Wir sehen: Unser Widerstand hat dem Denken zum Durchbruch verholfen, dass es Massen von „unnützen Großprojekten“ gibt, die Umwelt-.und Klimazerstörung ist konkret fassbar. Unser Widerstand gegen unnütze Verkehrsprojekte ist ein Vorbild geworden für das Verständnis, dass die aus dem Ruder geratene multinationale Konsumindustrie auch konkret bekämpft werden kann.
Suchen auch wir die engere Zusammenarbeit mit der Umwelt- und Klimabewegung!

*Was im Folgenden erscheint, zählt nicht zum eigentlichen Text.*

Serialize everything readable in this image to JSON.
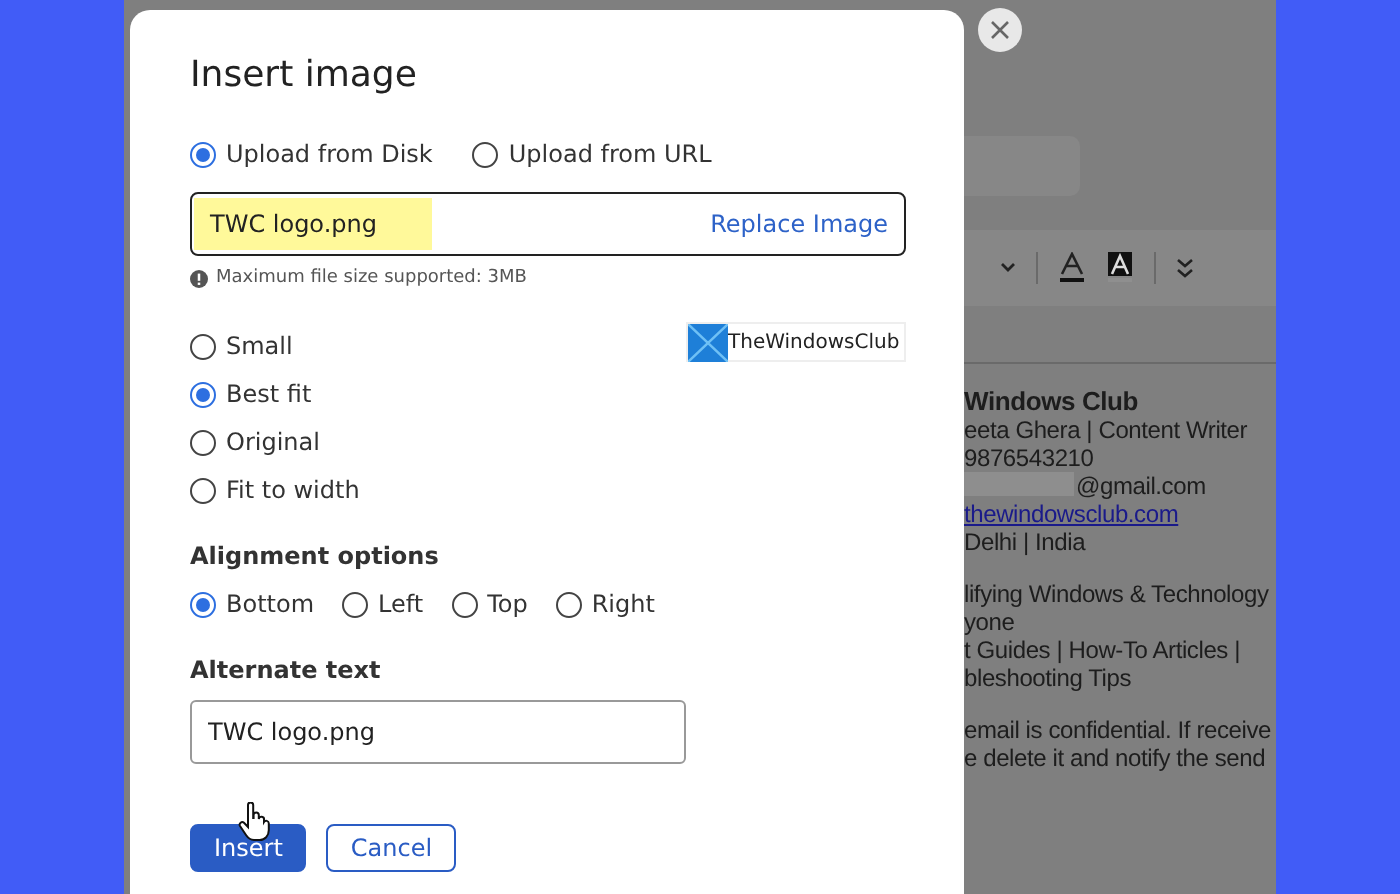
{
  "background": {
    "toolbar": {
      "items": [
        {
          "kind": "caret"
        },
        {
          "kind": "separator"
        },
        {
          "kind": "text-color"
        },
        {
          "kind": "highlight-color"
        },
        {
          "kind": "separator"
        },
        {
          "kind": "more"
        }
      ]
    },
    "signature_paragraphs": [
      [
        {
          "text": "Windows Club",
          "kind": "bold"
        },
        {
          "text": "eeta Ghera | Content Writer",
          "kind": "plain"
        },
        {
          "text": "9876543210",
          "kind": "plain"
        },
        {
          "text": "@gmail.com",
          "kind": "redacted"
        },
        {
          "text": "thewindowsclub.com",
          "kind": "link"
        },
        {
          "text": "Delhi | India",
          "kind": "plain"
        }
      ],
      [
        {
          "text": "lifying Windows & Technology",
          "kind": "plain"
        },
        {
          "text": "yone",
          "kind": "plain"
        },
        {
          "text": "t Guides | How-To Articles |",
          "kind": "plain"
        },
        {
          "text": "bleshooting Tips",
          "kind": "plain"
        }
      ],
      [
        {
          "text": "email is confidential. If receive",
          "kind": "plain"
        },
        {
          "text": "e delete it and notify the send",
          "kind": "plain"
        }
      ]
    ]
  },
  "dialog": {
    "title": "Insert image",
    "source_options": [
      {
        "label": "Upload from Disk",
        "selected": true
      },
      {
        "label": "Upload from URL",
        "selected": false
      }
    ],
    "file": {
      "name": "TWC logo.png",
      "action": "Replace Image"
    },
    "hint": "Maximum file size supported: 3MB",
    "size_options": [
      {
        "label": "Small",
        "selected": false
      },
      {
        "label": "Best fit",
        "selected": true
      },
      {
        "label": "Original",
        "selected": false
      },
      {
        "label": "Fit to width",
        "selected": false
      }
    ],
    "preview": {
      "logo_text": "TheWindowsClub"
    },
    "alignment": {
      "label": "Alignment options",
      "options": [
        {
          "label": "Bottom",
          "selected": true
        },
        {
          "label": "Left",
          "selected": false
        },
        {
          "label": "Top",
          "selected": false
        },
        {
          "label": "Right",
          "selected": false
        }
      ]
    },
    "alt_text": {
      "label": "Alternate text",
      "value": "TWC logo.png"
    },
    "buttons": [
      {
        "label": "Insert",
        "kind": "primary"
      },
      {
        "label": "Cancel",
        "kind": "secondary"
      }
    ]
  }
}
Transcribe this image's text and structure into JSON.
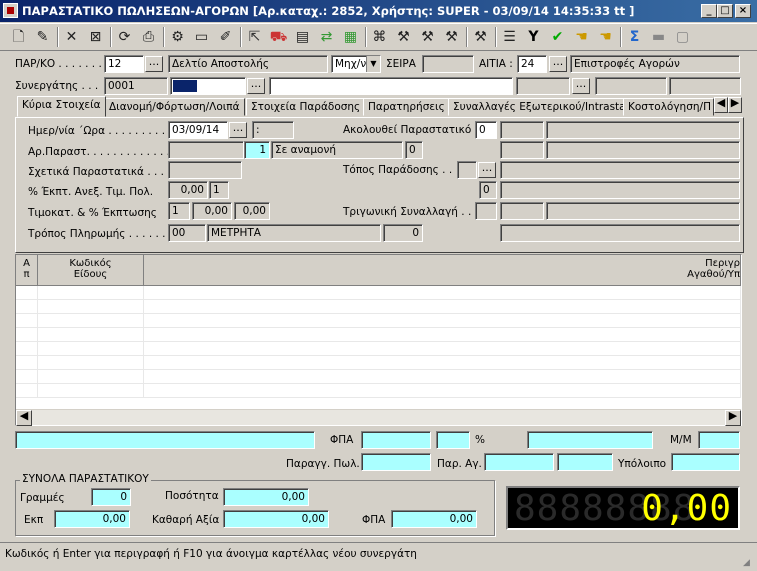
{
  "window": {
    "title": "ΠΑΡΑΣΤΑΤΙΚΟ ΠΩΛΗΣΕΩΝ-ΑΓΟΡΩΝ [Αρ.καταχ.: 2852, Χρήστης: SUPER - 03/09/14 14:35:33 tt ]",
    "min": "_",
    "max": "□",
    "close": "×"
  },
  "toolbar": {
    "icons": [
      "new-doc-icon",
      "open-icon",
      "delete-icon",
      "clear-icon",
      "refresh-icon",
      "print-icon",
      "settings-icon",
      "folder-icon",
      "edit-icon",
      "export-icon",
      "truck-icon",
      "archive-icon",
      "transfer-icon",
      "report-icon",
      "link-icon",
      "hammer-icon",
      "hammer2-icon",
      "hammer3-icon",
      "hammer4-icon",
      "notes-icon",
      "filter-icon",
      "check-icon",
      "hand-icon",
      "hand2-icon",
      "sigma-icon",
      "disk-icon",
      "disk2-icon"
    ]
  },
  "header": {
    "par_ko_label": "ΠΑΡ/ΚΟ . . . . . . .",
    "par_ko_value": "12",
    "par_ko_name": "Δελτίο Αποστολής",
    "mode_value": "Μηχ/ν",
    "seira_label": "ΣΕΙΡΑ",
    "aitia_label": "ΑΙΤΙΑ :",
    "aitia_value": "24",
    "aitia_name": "Επιστροφές Αγορών",
    "synergatis_label": "Συνεργάτης . . .",
    "synergatis_value": "0001",
    "btn_dots": "..."
  },
  "tabs": [
    "Κύρια Στοιχεία",
    "Διανομή/Φόρτωση/Λοιπά",
    "Στοιχεία Παράδοσης",
    "Παρατηρήσεις",
    "Συναλλαγές Εξωτερικού/Intrastat",
    "Κοστολόγηση/Π"
  ],
  "main": {
    "date_label": "Ημερ/νία ΄Ωρα . . . . . . . . . .",
    "date_value": "03/09/14",
    "time_value": ":",
    "follows_label": "Ακολουθεί Παραστατικό .",
    "follows_value": "0",
    "ar_label": "Αρ.Παραστ. . . . . . . . . . . . .",
    "ar_value": "1",
    "ar_status": "Σε αναμονή",
    "ar_right": "0",
    "related_label": "Σχετικά Παραστατικά . . .",
    "topos_label": "Τόπος Παράδοσης . .",
    "discount_label": "% Έκπτ. Ανεξ. Τιμ. Πολ.",
    "discount_value": "0,00",
    "discount_b": "1",
    "topos_right": "0",
    "timokat_label": "Τιμοκατ. & % Έκπτωσης",
    "timokat_value": "1",
    "timokat_a": "0,00",
    "timokat_b": "0,00",
    "trig_label": "Τριγωνική Συναλλαγή . . .",
    "payment_label": "Τρόπος Πληρωμής . . . . . . .",
    "payment_code": "00",
    "payment_name": "ΜΕΤΡΗΤΑ",
    "payment_right": "0"
  },
  "grid": {
    "col_a": "Α\nπ",
    "col_code": "Κωδικός\nΕίδους",
    "col_desc": "Περιγρ\nΑγαθού/Υπ"
  },
  "bottom": {
    "fpa_label": "ΦΠΑ",
    "pct": "%",
    "mm_label": "Μ/Μ",
    "parag_label": "Παραγγ. Πωλ.",
    "parag_ag_label": "Παρ. Αγ.",
    "ypoloipo_label": "Υπόλοιπο"
  },
  "totals": {
    "title": "ΣΥΝΟΛΑ ΠΑΡΑΣΤΑΤΙΚΟΥ",
    "grammes_label": "Γραμμές",
    "grammes_value": "0",
    "posotita_label": "Ποσότητα",
    "posotita_value": "0,00",
    "ekp_label": "Εκπ",
    "ekp_value": "0,00",
    "kathari_label": "Καθαρή Αξία",
    "kathari_value": "0,00",
    "fpa_label": "ΦΠΑ",
    "fpa_value": "0,00",
    "led_value": "0,00",
    "led_dim": "88888888"
  },
  "status": "Κωδικός ή Enter για περιγραφή ή F10 για άνοιγμα καρτέλλας νέου συνεργάτη"
}
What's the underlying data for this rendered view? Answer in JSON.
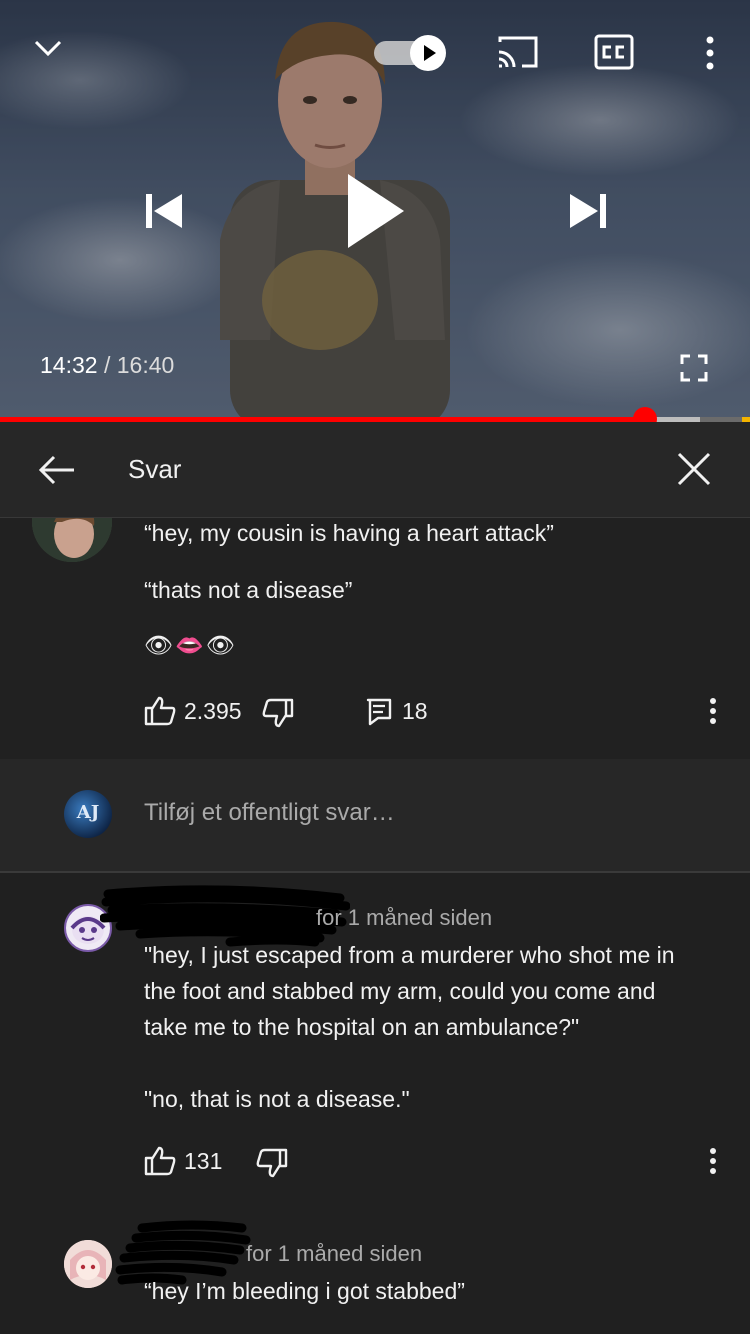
{
  "player": {
    "current_time": "14:32",
    "separator": "/",
    "duration": "16:40",
    "progress_fraction": 0.86,
    "autoplay_on": true
  },
  "replies_header": {
    "title": "Svar"
  },
  "parent_comment": {
    "lines": [
      "“hey, my cousin is having a heart attack”",
      "“thats not a disease”",
      "👁👄👁"
    ],
    "likes": "2.395",
    "replies": "18"
  },
  "reply_input": {
    "placeholder": "Tilføj et offentligt svar…",
    "avatar_initials": "AJ"
  },
  "replies": [
    {
      "timestamp": "for 1 måned siden",
      "text": "\"hey, I just escaped from a murderer who shot me in\nthe foot and stabbed my arm, could you come and\ntake me to the hospital on an ambulance?\"\n\n\"no, that is not a disease.\"",
      "likes": "131"
    },
    {
      "timestamp": "for 1 måned siden",
      "text": "“hey I’m bleeding i got stabbed”"
    }
  ],
  "colors": {
    "accent": "#ff0000",
    "background": "#202020",
    "header": "#272727",
    "secondary_text": "#aaaaaa"
  }
}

Gestern – für den 8.12.19 – wurde aufgerufen zum Tag gegen unnütze Großprojekte unter dem Slogan: Platz da! Für eine sozial- und klimagerechte Stadt! Für einen würdigen Fußverkehr, für Radfahren für alle, für einen kostenlosen ÖPNV, S21 stoppen! Für eine andere Mobilität! Tanz im Tunnel am internationalen Tag gegen unnütze Großprojekte! Von 14 - 16 Uhr gehörte uns die B 14. Es gab dort auch ein Grußwort aus San Sebastian aus Spanien. Wir danken Euch für diese Aktion!
Gemeinsam gegen schädliche Großprojekte! Oben bleiben!